Welcher Schaden ist den Käufern denn entstanden? Erst einen SUV kaufen, und sich dann über Schadstoffe beschweren. Hier wird Geld gewittert. Die Umwelt interessiert von diesen Heuchlern keinen.
Tom82 15.06.2019
3.
Endlich tut sich da mal was, Betrug ist Betrug und ich hoffe sehr, dass unsere arroganten Großunternehmen endlich die verdiente Strafe bekommen. TOP!!
tutuban 15.06.2019
4. Einwandfrei seinen Dienst verrichtet?
@1 Wenn Sie mit einwandfrei seinen Dienst verrichtet meinen, dass alle Dieselkäufer vorsätzlich ihre Mitbürger mit COx vergiften wollten während sie Ihren Wagen gefahren sind, haben Sie natürlich Recht. Es soll sogar Bürger geben, die die Produkte die Sie kaufen einen ökologischen Aspekt in ihre Kaufentscheidung einfließen lassen. Bei 420.000 Klägern und einer Entschädigungssumme von € 26.000 wird lediglich der GEWINN des VW Konzerns, für ein Jahr, für diesen offensichtlichen Betrug aufgebracht. Betrug am Kunden darf sich nicht lohnen! Und die Shareholder können wohl ein Jahr auf ihre Dividende verzichten, die Jahre zuvor haben sie diese ja auch durch Betrug am Kunden eingestrichen. Falls sie dann noch ein paar Cent auf ihre Aktien bekommen wollen, können Sie ja auf der nächsten Hauptversammlung die irrwitzigen Vorstandsgehälter und Pensionsversprechen anprangern!
phthalo 15.06.2019
5. @Tom82 : Mal ein wenig weiter denken ....

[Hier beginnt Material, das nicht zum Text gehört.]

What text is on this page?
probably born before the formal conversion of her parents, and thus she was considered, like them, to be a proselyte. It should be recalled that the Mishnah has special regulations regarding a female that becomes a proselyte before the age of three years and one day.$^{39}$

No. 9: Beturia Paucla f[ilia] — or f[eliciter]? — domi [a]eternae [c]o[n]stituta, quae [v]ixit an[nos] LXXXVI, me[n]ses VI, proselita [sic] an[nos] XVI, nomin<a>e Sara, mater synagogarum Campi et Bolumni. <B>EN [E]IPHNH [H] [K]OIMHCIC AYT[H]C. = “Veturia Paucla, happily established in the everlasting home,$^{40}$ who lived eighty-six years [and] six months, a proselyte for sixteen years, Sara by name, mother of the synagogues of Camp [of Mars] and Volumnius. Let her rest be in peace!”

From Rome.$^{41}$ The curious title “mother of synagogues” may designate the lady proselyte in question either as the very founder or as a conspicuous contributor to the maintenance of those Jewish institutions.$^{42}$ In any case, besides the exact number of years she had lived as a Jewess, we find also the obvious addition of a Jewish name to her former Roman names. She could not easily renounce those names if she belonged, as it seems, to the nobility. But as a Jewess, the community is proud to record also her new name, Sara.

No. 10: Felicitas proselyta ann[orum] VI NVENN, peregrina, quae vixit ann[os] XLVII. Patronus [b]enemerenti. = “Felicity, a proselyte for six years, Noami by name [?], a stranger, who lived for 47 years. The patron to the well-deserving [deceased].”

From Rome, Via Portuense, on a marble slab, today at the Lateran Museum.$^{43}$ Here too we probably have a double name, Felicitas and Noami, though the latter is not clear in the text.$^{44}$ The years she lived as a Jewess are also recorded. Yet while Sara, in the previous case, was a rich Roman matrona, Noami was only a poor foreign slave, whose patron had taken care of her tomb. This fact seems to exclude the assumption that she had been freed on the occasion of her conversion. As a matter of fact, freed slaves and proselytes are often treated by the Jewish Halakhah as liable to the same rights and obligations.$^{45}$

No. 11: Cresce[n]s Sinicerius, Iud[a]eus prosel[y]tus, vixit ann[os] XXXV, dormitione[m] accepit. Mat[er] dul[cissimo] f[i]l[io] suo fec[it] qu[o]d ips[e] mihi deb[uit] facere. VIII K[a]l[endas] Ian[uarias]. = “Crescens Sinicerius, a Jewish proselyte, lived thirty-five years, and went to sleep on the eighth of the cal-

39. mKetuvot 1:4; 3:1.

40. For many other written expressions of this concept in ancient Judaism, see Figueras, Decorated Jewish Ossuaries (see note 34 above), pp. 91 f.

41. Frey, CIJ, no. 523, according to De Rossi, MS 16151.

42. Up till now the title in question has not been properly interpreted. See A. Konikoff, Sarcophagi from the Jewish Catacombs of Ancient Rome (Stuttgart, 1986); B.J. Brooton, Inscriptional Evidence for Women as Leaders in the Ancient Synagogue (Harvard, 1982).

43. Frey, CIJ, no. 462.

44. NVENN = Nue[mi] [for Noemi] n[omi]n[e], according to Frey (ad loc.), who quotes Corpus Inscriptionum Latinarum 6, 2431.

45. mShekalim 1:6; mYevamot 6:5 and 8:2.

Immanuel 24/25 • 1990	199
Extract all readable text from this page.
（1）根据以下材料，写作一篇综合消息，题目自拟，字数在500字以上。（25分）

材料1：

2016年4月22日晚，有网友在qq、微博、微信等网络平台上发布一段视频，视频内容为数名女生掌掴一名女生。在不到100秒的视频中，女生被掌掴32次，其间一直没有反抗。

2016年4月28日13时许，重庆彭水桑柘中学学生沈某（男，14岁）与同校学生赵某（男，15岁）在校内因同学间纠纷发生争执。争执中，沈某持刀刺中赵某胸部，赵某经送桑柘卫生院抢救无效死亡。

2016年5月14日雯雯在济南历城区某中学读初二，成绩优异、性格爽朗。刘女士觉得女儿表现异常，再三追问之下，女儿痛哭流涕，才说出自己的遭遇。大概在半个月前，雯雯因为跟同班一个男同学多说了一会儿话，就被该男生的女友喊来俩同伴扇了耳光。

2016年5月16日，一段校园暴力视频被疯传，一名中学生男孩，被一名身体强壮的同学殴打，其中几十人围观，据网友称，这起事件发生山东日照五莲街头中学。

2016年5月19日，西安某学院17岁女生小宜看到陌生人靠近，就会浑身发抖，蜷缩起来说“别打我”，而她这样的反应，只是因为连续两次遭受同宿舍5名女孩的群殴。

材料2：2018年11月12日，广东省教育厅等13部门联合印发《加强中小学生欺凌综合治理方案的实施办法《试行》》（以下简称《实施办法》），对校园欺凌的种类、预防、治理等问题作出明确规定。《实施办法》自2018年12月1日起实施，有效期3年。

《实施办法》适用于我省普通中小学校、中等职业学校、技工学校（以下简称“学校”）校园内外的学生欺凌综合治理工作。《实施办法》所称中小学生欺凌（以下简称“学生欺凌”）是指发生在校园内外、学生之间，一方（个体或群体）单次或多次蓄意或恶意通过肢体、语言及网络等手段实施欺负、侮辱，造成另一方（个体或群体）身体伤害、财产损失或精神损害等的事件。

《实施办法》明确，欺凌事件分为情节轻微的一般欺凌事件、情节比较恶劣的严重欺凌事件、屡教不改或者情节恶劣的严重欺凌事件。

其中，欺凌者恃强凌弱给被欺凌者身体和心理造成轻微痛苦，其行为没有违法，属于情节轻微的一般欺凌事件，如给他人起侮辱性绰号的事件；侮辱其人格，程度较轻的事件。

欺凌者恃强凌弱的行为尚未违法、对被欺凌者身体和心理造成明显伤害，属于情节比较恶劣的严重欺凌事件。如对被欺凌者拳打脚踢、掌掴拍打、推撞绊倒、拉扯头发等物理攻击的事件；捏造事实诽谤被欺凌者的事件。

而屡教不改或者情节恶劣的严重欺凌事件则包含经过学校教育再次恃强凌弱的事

...... Das Großunternehmen VW wird nicht bestraft. Auch alle an der Spitze haben ihre Schäfchen schon lange im Trockenen und sind Millionäre. Diejenigen, die bestraft werden, sind die Arbeiter. Die Leiharbeitskräfte werde dann als erste bestraft und entlassen und wissen nicht, wie sie ihre Familien ernähren sollen. Meinen Sie das mit "bestrafen"?